Typical Seller/Owner Financing Terms

2 Replies

My partner and I are looking at a few small (2-4 units each) off-market multi-family deals. The current owner(s) have expressed interest in doing seller financing which is fine by us. With that said, what are the typical terms (i.e. length of note, down payment % - if any, interest rate) for these size deals? I know this is dependent on the current owner(s) personal financing goals but there has to be some normalized trends in this space. Also, if it helps, the deals are in the STL area.

Great question, but there is no such things as typical in the world of creative finance. The agreement that you craft will be unique. It can include a down payment but it doesn't have to include one. I almost never offer a down payment. I sometimes have to give one because the seller wont budge, but I sure as heck wont offer it first.

The payment terms are up to you. You need to focus on making an offer that gives you sufficient cash flow at a minimum.  Focus on that detail. Your monthly payment has to be a number that will cash flow.   

As for interest and length, again this is totally flexible.  I almost always make an offer at zero interest.  I do this by simply dividing the agreed upon purchase price by the amount of my cash flowing payment, and see how many months that is. The seller might speak up and ask for interest, if he does, we will negotiate that.  I will typically look at bank interest rates, and offer that amount.  The seller might also ask for a balloon. That is another negotiation. I want as long as possible, but I wont kill a good deal over a balloon payment.
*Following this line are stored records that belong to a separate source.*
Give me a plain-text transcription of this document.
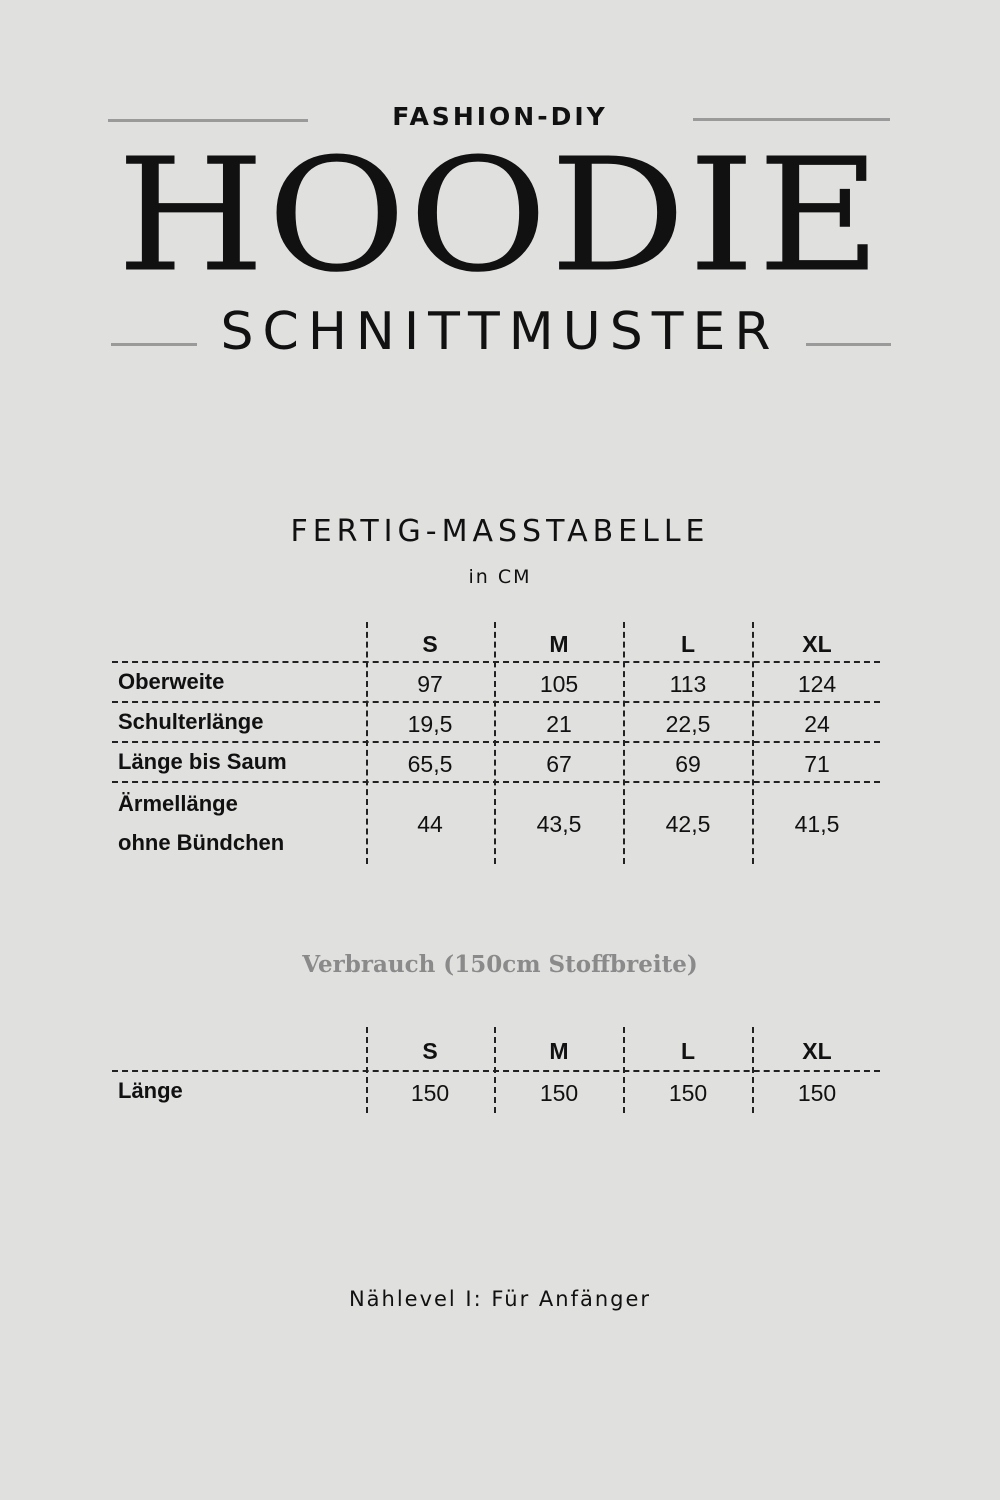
FASHION-DIY
HOODIE
SCHNITTMUSTER
FERTIG-MASSTABELLE
in CM
S	M	L	XL
Oberweite	97	105	113	124
Schulterlänge	19,5	21	22,5	24
Länge bis Saum	65,5	67	69	71
Ärmellänge
ohne Bündchen
44	43,5	42,5	41,5
Verbrauch (150cm Stoffbreite)
S	M	L	XL
Länge	150	150	150	150
Nählevel I: Für Anfänger
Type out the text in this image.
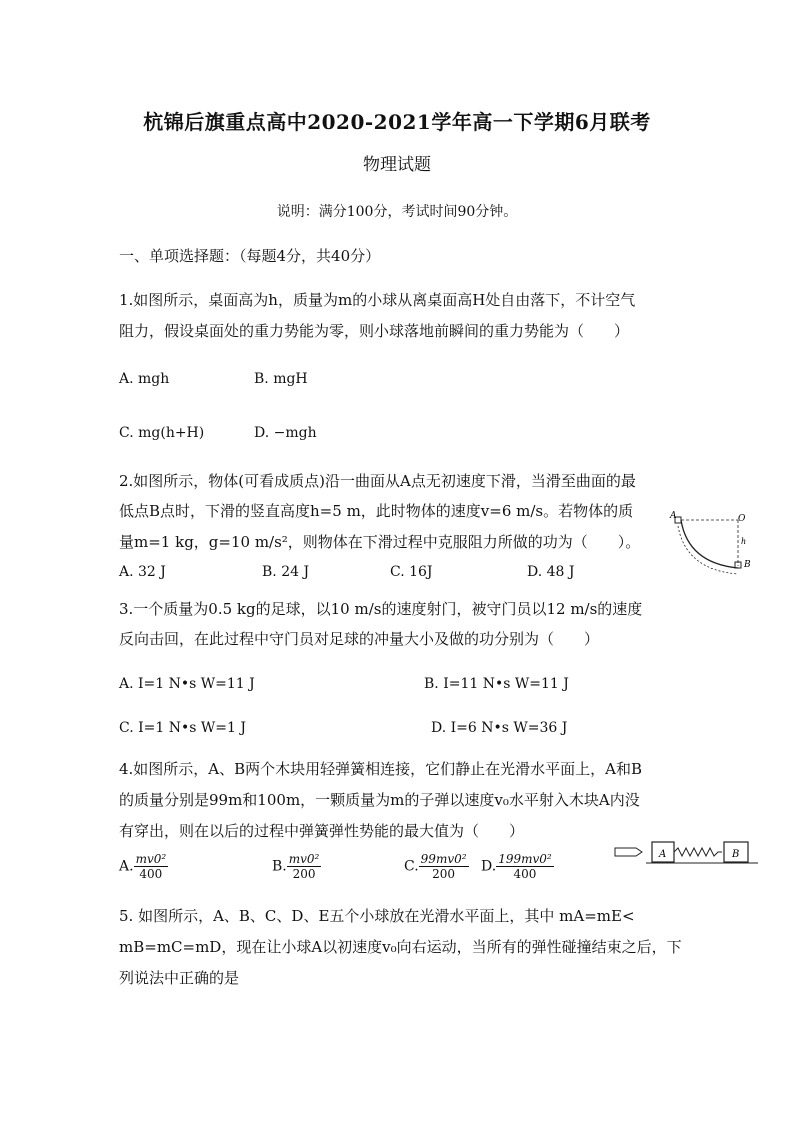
杭锦后旗重点高中2020-2021学年高一下学期6月联考
物理试题
说明：满分100分，考试时间90分钟。
一、单项选择题：（每题4分，共40分）
1.如图所示，桌面高为h，质量为m的小球从离桌面高H处自由落下，不计空气
阻力，假设桌面处的重力势能为零，则小球落地前瞬间的重力势能为（　　）
A. mgh	B. mgH
C. mg(h+H)	D. −mgh
2.如图所示，物体(可看成质点)沿一曲面从A点无初速度下滑，当滑至曲面的最
低点B点时，下滑的竖直高度h=5 m，此时物体的速度v=6 m/s。若物体的质
量m=1 kg，g=10 m/s²，则物体在下滑过程中克服阻力所做的功为（　　）。
A. 32 J	B. 24 J	C. 16J	D. 48 J
A	O
h
B
3.一个质量为0.5 kg的足球，以10 m/s的速度射门，被守门员以12 m/s的速度
反向击回，在此过程中守门员对足球的冲量大小及做的功分别为（　　）
A. I=1 N•s W=11 J	B. I=11 N•s W=11 J
C. I=1 N•s W=1 J	D. I=6 N•s W=36 J
4.如图所示，A、B两个木块用轻弹簧相连接，它们静止在光滑水平面上，A和B
的质量分别是99m和100m，一颗质量为m的子弹以速度v₀水平射入木块A内没
有穿出，则在以后的过程中弹簧弹性势能的最大值为（　　）
A. $\frac{\text{mv0²}}{400}$	B. $\frac{\text{mv0²}}{200}$	C. $\frac{\text{99mv0²}}{200} D$. $\frac{\text{199mv0²}}{400}$	A	B
5. 如图所示，A、B、C、D、E五个小球放在光滑水平面上，其中 mA=mE<
mB=mC=mD，现在让小球A以初速度v₀向右运动，当所有的弹性碰撞结束之后，下
列说法中正确的是
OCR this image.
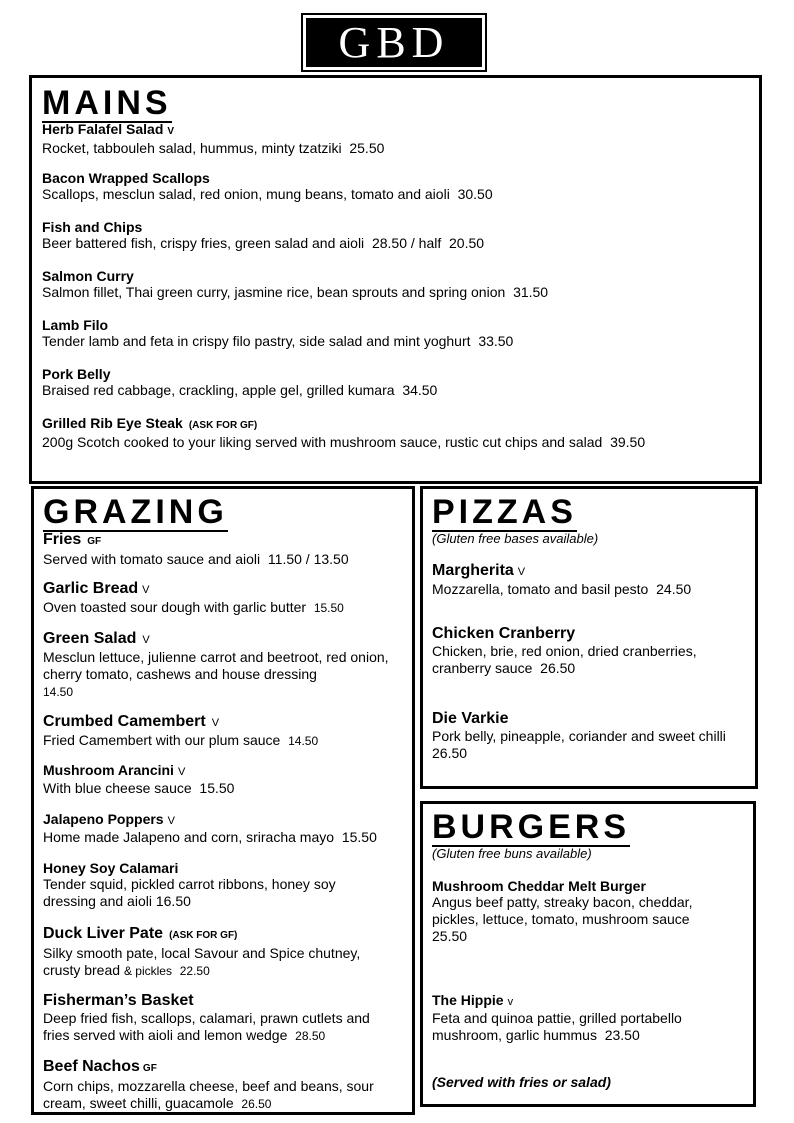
GBD
MAINS
Herb Falafel Salad V
Rocket, tabbouleh salad, hummus, minty tzatziki 25.50
Bacon Wrapped Scallops
Scallops, mesclun salad, red onion, mung beans, tomato and aioli 30.50
Fish and Chips
Beer battered fish, crispy fries, green salad and aioli 28.50 / half  20.50
Salmon Curry
Salmon fillet, Thai green curry, jasmine rice, bean sprouts and spring onion 31.50
Lamb Filo
Tender lamb and feta in crispy filo pastry, side salad and mint yoghurt 33.50
Pork Belly
Braised red cabbage, crackling, apple gel, grilled kumara 34.50
Grilled Rib Eye Steak (ASK FOR GF)
200g Scotch cooked to your liking served with mushroom sauce, rustic cut chips and salad 39.50
GRAZING
Fries GF
Served with tomato sauce and aioli 11.50 / 13.50
Garlic Bread V
Oven toasted sour dough with garlic butter 15.50
Green Salad V
Mesclun lettuce, julienne carrot and beetroot, red onion, cherry tomato, cashews and house dressing
14.50
Crumbed Camembert V
Fried Camembert with our plum sauce 14.50
Mushroom Arancini V
With blue cheese sauce 15.50
Jalapeno Poppers V
Home made Jalapeno and corn, sriracha mayo 15.50
Honey Soy Calamari
Tender squid, pickled carrot ribbons, honey soy dressing and aioli 16.50
Duck Liver Pate (ASK FOR GF)
Silky smooth pate, local Savour and Spice chutney, crusty bread & pickles 22.50
Fisherman’s Basket
Deep fried fish, scallops, calamari, prawn cutlets and fries served with aioli and lemon wedge 28.50
Beef Nachos GF
Corn chips, mozzarella cheese, beef and beans, sour cream, sweet chilli, guacamole 26.50
PIZZAS
(Gluten free bases available)
Margherita V
Mozzarella, tomato and basil pesto 24.50
Chicken Cranberry
Chicken, brie, red onion, dried cranberries, cranberry sauce 26.50
Die Varkie
Pork belly, pineapple, coriander and sweet chilli
26.50
BURGERS
(Gluten free buns available)
Mushroom Cheddar Melt Burger
Angus beef patty, streaky bacon, cheddar, pickles, lettuce, tomato, mushroom sauce
25.50
The Hippie v
Feta and quinoa pattie, grilled portabello mushroom, garlic hummus 23.50
(Served with fries or salad)
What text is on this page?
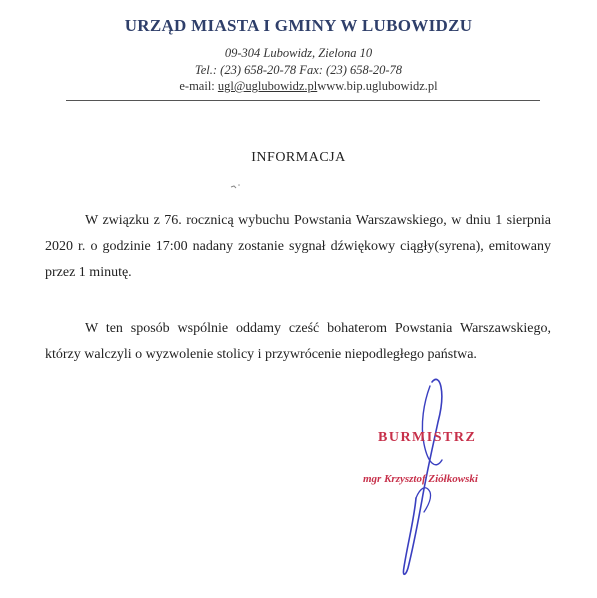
URZĄD MIASTA I GMINY W LUBOWIDZU
09-304 Lubowidz, Zielona 10
Tel.: (23) 658-20-78 Fax: (23) 658-20-78
e-mail: ugl@uglubowidz.plwww.bip.uglubowidz.pl
INFORMACJA

W związku z 76. rocznicą wybuchu Powstania Warszawskiego, w dniu 1 sierpnia 2020 r. o godzinie 17:00 nadany zostanie sygnał dźwiękowy ciągły(syrena), emitowany przez 1 minutę.

W ten sposób wspólnie oddamy cześć bohaterom Powstania Warszawskiego, którzy walczyli o wyzwolenie stolicy i przywrócenie niepodległego państwa.

BURMISTRZ
mgr Krzysztof Ziółkowski
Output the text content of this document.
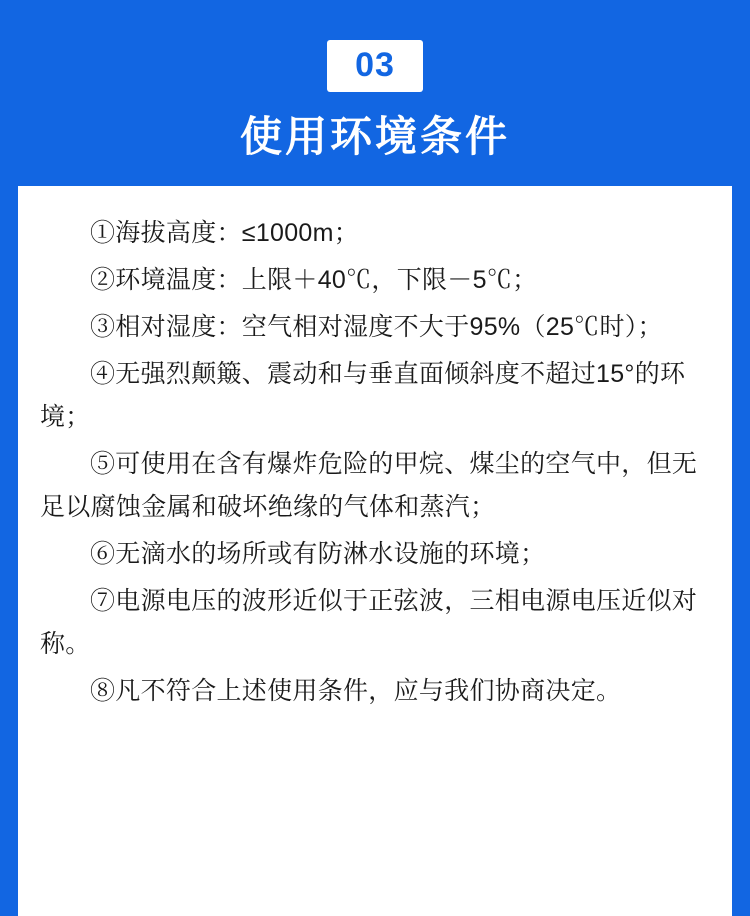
03
使用环境条件

①海拔高度：≤1000m；

②环境温度：上限＋40℃，下限－5℃；

③相对湿度：空气相对湿度不大于95%（25℃时）；

④无强烈颠簸、震动和与垂直面倾斜度不超过15°的环境；

⑤可使用在含有爆炸危险的甲烷、煤尘的空气中，但无足以腐蚀金属和破坏绝缘的气体和蒸汽；

⑥无滴水的场所或有防淋水设施的环境；

⑦电源电压的波形近似于正弦波，三相电源电压近似对称。

⑧凡不符合上述使用条件，应与我们协商决定。
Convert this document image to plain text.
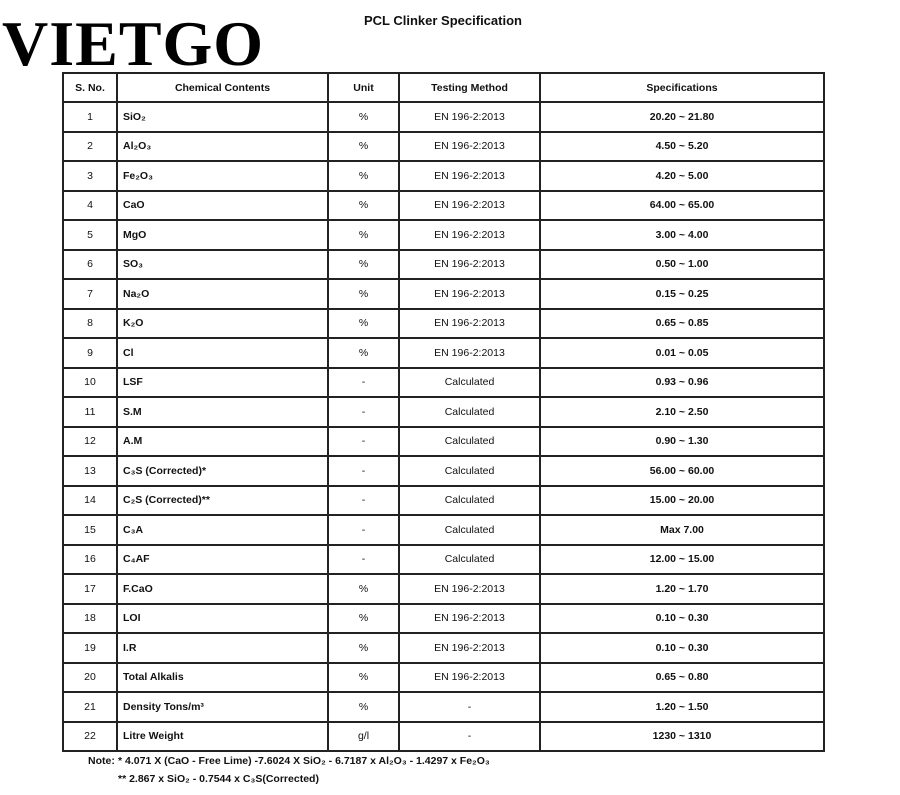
VIETGO	PCL Clinker Specification
S. No.	Chemical Contents	Unit	Testing Method	Specifications
1	SiO₂	%	EN 196-2:2013	20.20 ~ 21.80
2	Al₂O₃	%	EN 196-2:2013	4.50 ~ 5.20
3	Fe₂O₃	%	EN 196-2:2013	4.20 ~ 5.00
4	CaO	%	EN 196-2:2013	64.00 ~ 65.00
5	MgO	%	EN 196-2:2013	3.00 ~ 4.00
6	SO₃	%	EN 196-2:2013	0.50 ~ 1.00
7	Na₂O	%	EN 196-2:2013	0.15 ~ 0.25
8	K₂O	%	EN 196-2:2013	0.65 ~ 0.85
9	Cl	%	EN 196-2:2013	0.01 ~ 0.05
10	LSF	-	Calculated	0.93 ~ 0.96
11	S.M	-	Calculated	2.10 ~ 2.50
12	A.M	-	Calculated	0.90 ~ 1.30
13	C₃S (Corrected)*	-	Calculated	56.00 ~ 60.00
14	C₂S (Corrected)**	-	Calculated	15.00 ~ 20.00
15	C₃A	-	Calculated	Max 7.00
16	C₄AF	-	Calculated	12.00 ~ 15.00
17	F.CaO	%	EN 196-2:2013	1.20 ~ 1.70
18	LOI	%	EN 196-2:2013	0.10 ~ 0.30
19	I.R	%	EN 196-2:2013	0.10 ~ 0.30
20	Total Alkalis	%	EN 196-2:2013	0.65 ~ 0.80
21	Density Tons/m³	%	-	1.20 ~ 1.50
22	Litre Weight	g/l	-	1230 ~ 1310
Note: * 4.071 X (CaO - Free Lime) -7.6024 X SiO₂ - 6.7187 x Al₂O₃ - 1.4297 x Fe₂O₃
** 2.867 x SiO₂ - 0.7544 x C₃S(Corrected)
The consideration that I have here is that the balloon has to give me enough seasoning time to be able to REFI out. 

Just to get your brain juices working, there are a bunch of other things you can do with creative offers.  You can give the seller something instead of cash as a down payment.  If he likes to fish, and you find out that he wants to use the down payment money to buy a boat, you can offer him a used fishing boat and get credit for that as a down payment.  This gets sexy when you buy a boat for 15k and get 25k credit towards your purchase.  what you paid for the boat is none of his business.  

You can also delay payments if the property needs work.  Say, you ask for a 6 month delay until the first payment is due, while you upgrade the property    An owner in distress will agree to that offer. 

The only limitation on a creative finance offer is your creativity.  

Start by asking the owner, "what is the least you can accept per month, if I agree to pay your asking price?  Then follow up with, what is the lowest price you will accept?  and go forward from there. 

@Adam Flaugher really good question. Seller financing can be great for multiple reasons, and everything is negotiable. I typically ask for 5 yrs at 5% interest, interest only payments with a balloon at the end. Try to negotiate a small down and as mentioned above ask for deferred payments for 6-12 months.